La preuve des échanges est souvent rapportée au travers de la saisine chez une entreprise de documents dénotant sa connaissance des conditions offertes par ses concurrents avant l’appel d’offres, étant précisé que « l’antériorité de la concertation par rapport au dépôt de l’offre peut être déduite, à défaut de date certaine sur un document, de l’analyse de son contenu et du rapprochement de celui-ci avec des éléments extrinsèques, et notamment avec le résultat des appels d’offres » (Décision n°08-D-28 du 3 décembre 2008).

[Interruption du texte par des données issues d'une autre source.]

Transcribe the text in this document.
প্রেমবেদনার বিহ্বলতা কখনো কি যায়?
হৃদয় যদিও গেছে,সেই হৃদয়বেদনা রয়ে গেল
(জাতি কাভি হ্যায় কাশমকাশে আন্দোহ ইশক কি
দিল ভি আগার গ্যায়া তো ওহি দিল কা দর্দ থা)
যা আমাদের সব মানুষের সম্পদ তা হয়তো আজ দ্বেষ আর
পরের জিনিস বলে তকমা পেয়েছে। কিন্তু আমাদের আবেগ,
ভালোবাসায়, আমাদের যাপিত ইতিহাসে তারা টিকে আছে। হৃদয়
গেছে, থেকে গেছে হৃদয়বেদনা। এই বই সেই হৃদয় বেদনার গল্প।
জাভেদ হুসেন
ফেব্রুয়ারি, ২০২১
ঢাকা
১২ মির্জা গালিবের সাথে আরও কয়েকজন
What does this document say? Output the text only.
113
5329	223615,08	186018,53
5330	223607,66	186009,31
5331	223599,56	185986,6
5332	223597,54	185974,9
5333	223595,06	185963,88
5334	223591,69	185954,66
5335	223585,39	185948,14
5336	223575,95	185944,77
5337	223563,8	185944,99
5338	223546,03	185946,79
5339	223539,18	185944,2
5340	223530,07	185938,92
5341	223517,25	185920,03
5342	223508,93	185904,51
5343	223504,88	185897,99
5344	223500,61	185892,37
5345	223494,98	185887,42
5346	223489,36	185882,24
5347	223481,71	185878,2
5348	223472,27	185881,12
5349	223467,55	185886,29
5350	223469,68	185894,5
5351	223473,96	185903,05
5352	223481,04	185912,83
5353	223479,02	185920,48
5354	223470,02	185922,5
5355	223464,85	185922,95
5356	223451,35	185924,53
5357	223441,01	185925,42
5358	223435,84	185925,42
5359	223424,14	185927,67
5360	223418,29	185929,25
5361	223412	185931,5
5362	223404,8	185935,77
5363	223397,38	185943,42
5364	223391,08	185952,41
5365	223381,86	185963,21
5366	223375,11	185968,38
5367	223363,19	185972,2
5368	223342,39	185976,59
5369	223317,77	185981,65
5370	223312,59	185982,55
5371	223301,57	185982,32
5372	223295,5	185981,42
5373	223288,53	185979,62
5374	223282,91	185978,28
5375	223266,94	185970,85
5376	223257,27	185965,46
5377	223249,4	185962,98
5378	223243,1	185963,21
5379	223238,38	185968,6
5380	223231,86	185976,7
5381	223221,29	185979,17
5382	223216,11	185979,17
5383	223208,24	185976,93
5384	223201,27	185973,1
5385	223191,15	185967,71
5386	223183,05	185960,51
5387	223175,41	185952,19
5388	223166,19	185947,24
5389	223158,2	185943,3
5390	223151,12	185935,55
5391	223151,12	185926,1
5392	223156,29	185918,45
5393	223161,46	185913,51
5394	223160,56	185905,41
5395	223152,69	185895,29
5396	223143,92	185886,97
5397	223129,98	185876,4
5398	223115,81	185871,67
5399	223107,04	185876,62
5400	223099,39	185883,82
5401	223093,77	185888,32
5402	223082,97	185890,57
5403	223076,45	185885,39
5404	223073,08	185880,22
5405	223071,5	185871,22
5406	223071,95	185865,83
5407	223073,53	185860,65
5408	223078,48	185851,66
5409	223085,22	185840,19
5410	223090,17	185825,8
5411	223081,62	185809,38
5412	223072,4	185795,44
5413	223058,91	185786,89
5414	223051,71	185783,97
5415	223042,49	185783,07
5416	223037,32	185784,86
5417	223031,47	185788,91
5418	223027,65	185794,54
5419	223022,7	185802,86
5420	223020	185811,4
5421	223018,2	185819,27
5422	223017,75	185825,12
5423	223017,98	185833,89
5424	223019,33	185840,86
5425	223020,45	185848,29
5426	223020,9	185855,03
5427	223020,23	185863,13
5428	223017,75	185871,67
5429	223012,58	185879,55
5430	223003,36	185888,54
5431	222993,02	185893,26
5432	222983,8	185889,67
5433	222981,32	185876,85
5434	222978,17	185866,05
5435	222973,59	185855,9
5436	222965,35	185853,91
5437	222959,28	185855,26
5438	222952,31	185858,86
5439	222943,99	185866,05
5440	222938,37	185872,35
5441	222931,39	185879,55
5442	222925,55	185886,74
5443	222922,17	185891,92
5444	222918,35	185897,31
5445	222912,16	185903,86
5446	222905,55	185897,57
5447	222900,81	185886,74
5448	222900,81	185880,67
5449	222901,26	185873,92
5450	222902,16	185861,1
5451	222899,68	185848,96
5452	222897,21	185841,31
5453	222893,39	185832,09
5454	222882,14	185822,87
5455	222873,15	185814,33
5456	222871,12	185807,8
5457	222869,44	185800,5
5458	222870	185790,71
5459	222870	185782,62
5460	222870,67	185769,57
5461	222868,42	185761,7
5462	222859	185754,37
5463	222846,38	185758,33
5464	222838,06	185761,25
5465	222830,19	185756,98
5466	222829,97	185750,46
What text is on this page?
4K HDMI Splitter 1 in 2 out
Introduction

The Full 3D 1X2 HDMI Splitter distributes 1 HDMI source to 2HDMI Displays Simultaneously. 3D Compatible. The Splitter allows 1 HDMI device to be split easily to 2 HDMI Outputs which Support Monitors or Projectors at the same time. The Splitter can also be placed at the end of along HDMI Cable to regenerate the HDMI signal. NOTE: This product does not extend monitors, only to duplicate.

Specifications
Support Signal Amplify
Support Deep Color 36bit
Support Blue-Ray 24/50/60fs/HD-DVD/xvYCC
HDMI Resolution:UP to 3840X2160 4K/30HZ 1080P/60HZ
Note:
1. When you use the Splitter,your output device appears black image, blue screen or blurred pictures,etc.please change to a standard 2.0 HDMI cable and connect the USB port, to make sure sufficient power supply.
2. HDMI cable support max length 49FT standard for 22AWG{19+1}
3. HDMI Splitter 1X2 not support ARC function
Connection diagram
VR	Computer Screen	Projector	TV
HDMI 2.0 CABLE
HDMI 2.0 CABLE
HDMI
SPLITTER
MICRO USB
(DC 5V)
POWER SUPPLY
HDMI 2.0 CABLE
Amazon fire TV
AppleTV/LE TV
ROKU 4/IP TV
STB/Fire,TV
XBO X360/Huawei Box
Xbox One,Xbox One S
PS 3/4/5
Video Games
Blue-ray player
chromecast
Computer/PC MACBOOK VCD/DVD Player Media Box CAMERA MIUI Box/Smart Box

Dans la décision précitée n°18-D-02 du 19 février 2018, plusieurs indices ont permis à l’Autorité de la Concurrence de constater que les sociétés avaient coordonné leurs offres avant de soumissionner au marché public, observant une « grande homogénéité des propositions » afin de répondre aux exigences du règlement de la consultation qui prévoyait qu’une même entreprise ne pouvait se voir attribuer plus de cinq lots.
D’une part, il résultait du rapport d’analyse des offres, s’agissant des prix proposés par les entreprises candidates que leurs propositions ont été corrélées par des coefficients de majoration, de telle sorte que si une des sociétés proposait la meilleure offre pour un des lots, les autres sociétés appliquaient systématiquement un coefficient de majoration afin de proposer un prix plus élevé.
D’autre part, il était également relevé « de nombreuses analogies de forme, telles que l’utilisation de la même graphie, la copie de paragraphes entiers, l’utilisation du même vocabulaire et des mêmes illustrations, ou encore un chiffrage identique des moyens techniques et humains proposés », s’expliquant par le fait que les offres avaient été préparées par la structure « marché » de la société mère.
Se rendant ainsi coupables d’ententes anticoncurrentielles visées aux articles L.420-1 du Code de commerce, l’Autorité de la concurrence a donc prononcé des sanctions pécuniaires à l’encontre de deux sur les quatre filiales ayant déposé une offre, ainsi qu’à l’encontre de la société mère.

En conclusion

Il revient aux candidats d’un même groupement souhaitant présenter des offres distinctes et concurrentes, de veiller à ne pas s’échanger d’informations qui seraient de nature à fausser le libre jeu de la concurrence entre elles et de ne pas tromper le responsable du marché sur le degré de concurrence qui existe entre elles.
De plus, dans la mesure où ces comportements anticoncurrentiels sont difficilement détectables au stade de la procédure de passation d’un marché et invocables au stade du référé précontractuel, il revient au candidat évincé ou au pouvoir adjudicateur, lorsqu’une telle entente est présumée, de saisir l’Autorité de la concurrence en demandant d’engager des poursuites ou de saisir le juge administratif ou judiciaire d’un tel manquement aux fins d’annulation du marché public ou privé affecté par ce manquement.

La démonstration de la pratique anticoncurrentielle est donc difficile et généralement ne peut se faire qu’après la procédure de passation du marché, au vu de l’analyse des offres, de la comparaison des prix proposés par les candidats, de la similitude des moyens humains et matériels proposés dans le mémoire technique des concurrents.